The Defendant had argued that section 3 of the Human Rights Act 1998 could be deployed to read a discretionary power to disapply the 2010 Regulations into what appears on its face to be a mandatory obligation, relying in part on the concerns expressed by Hedley J. in Re W and X (Wardship: Relatives Rejected as Foster Carers) [2003] EWHC 2206 (Fam) about the regulations' effect on the court's duty under section 1 of the Children Act 1989. That argument, though potentially significant, will have to await a more suitable case.
The judge expressed concern about the quality of the written submissions before him, noting that the word "academicity" had appeared in an identically formatted skeleton argument in a separate, unrelated case heard the same week, also involving a litigant in person. He remarked that the coincidence raised the possibility of AI-generated material, and that he was unwilling to decide a matter of statutory interpretation on submissions whose origins were unclear and which did not engage adequately with the relevant authorities.
Kimblin J. also noted the sustained involvement of a lay individual, referred to throughout as Mr R, whose application to act as a McKenzie Friend had previously been refused by Steyn J. The judge observed that he formed the strong impression Mr R was the driving force behind the litigation, a view consistent with earlier judicial observations in the proceedings.

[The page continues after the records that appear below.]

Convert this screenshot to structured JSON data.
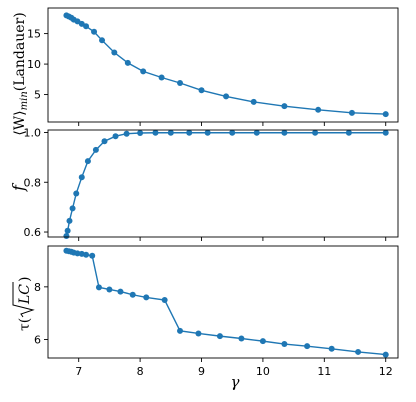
{
  "chart_data": [
    {
      "type": "line",
      "ylabel": "⟨W⟩min(Landauer)",
      "ylabel_main": "⟨W⟩",
      "ylabel_sub": "min",
      "ylabel_paren": "(Landauer)",
      "xlabel": "",
      "xlim": [
        6.5,
        12.2
      ],
      "ylim": [
        0.5,
        19.2
      ],
      "yticks": [
        5,
        10,
        15
      ],
      "ytick_labels": [
        "5",
        "10",
        "15"
      ],
      "show_xtick_labels": false,
      "x": [
        6.8,
        6.84,
        6.88,
        6.92,
        6.98,
        7.05,
        7.12,
        7.25,
        7.38,
        7.58,
        7.8,
        8.05,
        8.35,
        8.65,
        9.0,
        9.4,
        9.85,
        10.35,
        10.9,
        11.45,
        12.0
      ],
      "values": [
        18.0,
        17.8,
        17.6,
        17.3,
        17.0,
        16.6,
        16.2,
        15.3,
        13.9,
        11.9,
        10.2,
        8.8,
        7.8,
        6.9,
        5.7,
        4.7,
        3.8,
        3.1,
        2.5,
        2.0,
        1.8
      ]
    },
    {
      "type": "line",
      "ylabel": "f",
      "xlabel": "",
      "xlim": [
        6.5,
        12.2
      ],
      "ylim": [
        0.58,
        1.01
      ],
      "yticks": [
        0.6,
        0.8,
        1.0
      ],
      "ytick_labels": [
        "0.6",
        "0.8",
        "1.0"
      ],
      "show_xtick_labels": false,
      "x": [
        6.8,
        6.82,
        6.85,
        6.9,
        6.96,
        7.05,
        7.15,
        7.28,
        7.42,
        7.6,
        7.78,
        8.0,
        8.25,
        8.5,
        8.8,
        9.1,
        9.5,
        9.9,
        10.35,
        10.85,
        11.4,
        12.0
      ],
      "values": [
        0.584,
        0.605,
        0.645,
        0.695,
        0.755,
        0.82,
        0.885,
        0.93,
        0.965,
        0.985,
        0.995,
        0.998,
        0.999,
        0.999,
        0.999,
        0.999,
        0.999,
        0.999,
        0.999,
        0.999,
        0.999,
        0.999
      ]
    },
    {
      "type": "line",
      "ylabel": "τ(√LC)",
      "ylabel_prefix": "τ(",
      "ylabel_radicand": "LC",
      "ylabel_suffix": ")",
      "xlabel": "γ",
      "xlim": [
        6.5,
        12.2
      ],
      "ylim": [
        5.3,
        9.55
      ],
      "yticks": [
        6,
        8
      ],
      "ytick_labels": [
        "6",
        "8"
      ],
      "xticks": [
        7,
        8,
        9,
        10,
        11,
        12
      ],
      "xtick_labels": [
        "7",
        "8",
        "9",
        "10",
        "11",
        "12"
      ],
      "show_xtick_labels": true,
      "x": [
        6.8,
        6.84,
        6.88,
        6.92,
        6.98,
        7.05,
        7.12,
        7.22,
        7.33,
        7.5,
        7.68,
        7.88,
        8.1,
        8.4,
        8.65,
        8.95,
        9.3,
        9.65,
        10.0,
        10.35,
        10.72,
        11.12,
        11.55,
        12.0
      ],
      "values": [
        9.37,
        9.35,
        9.33,
        9.3,
        9.27,
        9.25,
        9.22,
        9.18,
        7.98,
        7.9,
        7.82,
        7.7,
        7.6,
        7.5,
        6.33,
        6.23,
        6.13,
        6.04,
        5.94,
        5.83,
        5.75,
        5.65,
        5.53,
        5.43
      ]
    }
  ]
}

Costs were awarded to the Defendant, with the judge reducing the attendance fee by £240 but otherwise approving a schedule he found reasonable given the volume of work generated. A limited civil restraint order was imposed, though the judge noted he had no mechanism to restrain Mr R directly.
The unresolved question of whether Regulation 25(6) is truly mandatory, or susceptible to a section 3 HRA read-down in cases where welfare considerations favour maintaining a placement, remains open.